Your IACA reports "CP" => instruction in the critical path, and the evaluated cost is 20 cycles throughput. You should get the latency report because it is the one that matter if you are interested in execution speed.

To remove the cost of this critical path, you have to interleave about 20 more similar instructions if the compiler cannot do it (e.g. because your double-double code is in a separate library compiled without -flto optimizations and vzeroupper everywhere at function entry and exit, vectorizer only works well with inlined code).

A possibility is to run 2 computations in parallel (see about code stitching in a previous post to improve the pipelining)

If I assume that your double-double code looks like this "standard" implementation

// (r,e) = x + y
#define two_sum(x, y, r, e) 
    do { double t; r = x + y; t = r - x; e = (x - (r - t)) + (y - t); } while (0)
#define two_difference(x, y, r, e) \
    do { double t; r = x - y; t = r - x; e = (x - (r - t)) - (y + t); } while (0)
.....

Then you have to consider the following code, where instructions are interleaved at quite a fine grain.
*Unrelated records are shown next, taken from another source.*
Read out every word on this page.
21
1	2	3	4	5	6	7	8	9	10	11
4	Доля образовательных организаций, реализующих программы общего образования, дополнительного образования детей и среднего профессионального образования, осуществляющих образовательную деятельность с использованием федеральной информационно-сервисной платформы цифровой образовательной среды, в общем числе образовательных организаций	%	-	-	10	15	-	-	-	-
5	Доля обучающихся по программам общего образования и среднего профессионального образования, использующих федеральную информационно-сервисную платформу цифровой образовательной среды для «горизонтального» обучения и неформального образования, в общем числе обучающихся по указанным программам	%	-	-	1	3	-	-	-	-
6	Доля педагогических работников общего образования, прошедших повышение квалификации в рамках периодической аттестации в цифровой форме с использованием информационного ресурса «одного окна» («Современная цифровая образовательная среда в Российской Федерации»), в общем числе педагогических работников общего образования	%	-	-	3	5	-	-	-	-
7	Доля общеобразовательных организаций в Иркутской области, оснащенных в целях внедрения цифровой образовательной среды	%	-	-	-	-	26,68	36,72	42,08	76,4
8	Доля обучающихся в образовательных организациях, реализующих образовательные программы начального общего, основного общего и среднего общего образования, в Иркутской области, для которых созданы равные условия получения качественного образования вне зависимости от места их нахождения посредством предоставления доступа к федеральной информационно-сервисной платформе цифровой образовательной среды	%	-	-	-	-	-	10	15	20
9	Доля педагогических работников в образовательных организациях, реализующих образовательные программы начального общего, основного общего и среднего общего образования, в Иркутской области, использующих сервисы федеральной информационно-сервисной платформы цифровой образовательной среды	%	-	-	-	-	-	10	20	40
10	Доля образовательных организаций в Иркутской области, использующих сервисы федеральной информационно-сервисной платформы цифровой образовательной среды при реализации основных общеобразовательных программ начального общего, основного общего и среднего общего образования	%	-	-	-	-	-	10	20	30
// (r1, e1) = x1 + y1, (r2, e2) x2 + y2
#define two_sum(x1, y1, x2, y2, r1, e1, r2, e2) 
    do { double t1, t2 \
    r1 = x1 + y1; r2 = x2 + y2; \
    t1 = r1 - x1; t2 = r2 - x2; \
    e1 = (x1 - (r1 - t1)) + (y1 - t1); e2 = (x2 - (r2 - t2)) + (y2 - t2);  \
} while (0)
....

Then this creates code like the following one (about same critical path in a latency report, and about 35 instructions). For details about run-time, Out-Of-Order execution should fly over that without stalling.

vsubsd  %xmm2, %xmm0, %xmm8
vsubsd  %xmm3, %xmm1, %xmm1
vaddsd  %xmm4, %xmm4, %xmm4
vaddsd  %xmm5, %xmm5, %xmm5
vsubsd  %xmm0, %xmm8, %xmm9
vsubsd  %xmm9, %xmm8, %xmm10
vaddsd  %xmm2, %xmm9, %xmm2
vsubsd  %xmm10, %xmm0, %xmm0
vsubsd  %xmm2, %xmm0, %xmm11
vaddsd  %xmm14, %xmm4, %xmm2
vaddsd  %xmm11, %xmm1, %xmm12
vsubsd  %xmm4, %xmm2, %xmm0
vaddsd  %xmm12, %xmm8, %xmm13
vsubsd  %xmm0, %xmm2, %xmm11
vsubsd  %xmm0, %xmm14, %xmm1
vaddsd  %xmm6, %xmm13, %xmm3
vsubsd  %xmm8, %xmm13, %xmm8
vsubsd  %xmm11, %xmm4, %xmm4
vsubsd  %xmm13, %xmm3, %xmm15
vsubsd  %xmm8, %xmm12, %xmm12
vaddsd  %xmm1, %xmm4, %xmm14
vsubsd  %xmm15, %xmm3, %xmm9
vsubsd  %xmm15, %xmm6, %xmm6
vaddsd  %xmm7, %xmm12, %xmm7
vsubsd  %xmm9, %xmm13, %xmm10
vaddsd  16(%rsp), %xmm5, %xmm9
vaddsd  %xmm6, %xmm10, %xmm15
vaddsd  %xmm14, %xmm9, %xmm10
vaddsd  %xmm15, %xmm7, %xmm13
vaddsd  %xmm10, %xmm2, %xmm15
vaddsd  %xmm13, %xmm3, %xmm6
vsubsd  %xmm2, %xmm15, %xmm2
vsubsd  %xmm3, %xmm6, %xmm3
vsubsd  %xmm2, %xmm10, %xmm11
vsubsd  %xmm3, %xmm13, %xmm0

Summary:

  • inline your double-double source code: the compiler and vectorizer cannot optimize across function calls because of ABI constraints, and across memory accesses by fear of aliasing.

  • stitch code to balance throughput and latency and maximize the CPU ports usage (and also maximize instructions per cycle), as long as the compiler does not spill too much registers to memory.

You can track the optimization impacts with perf utility (packages linux-tools-generic and linux-cloud-tools-generic) to get the number of instructions executed and the number of instructions per cycle.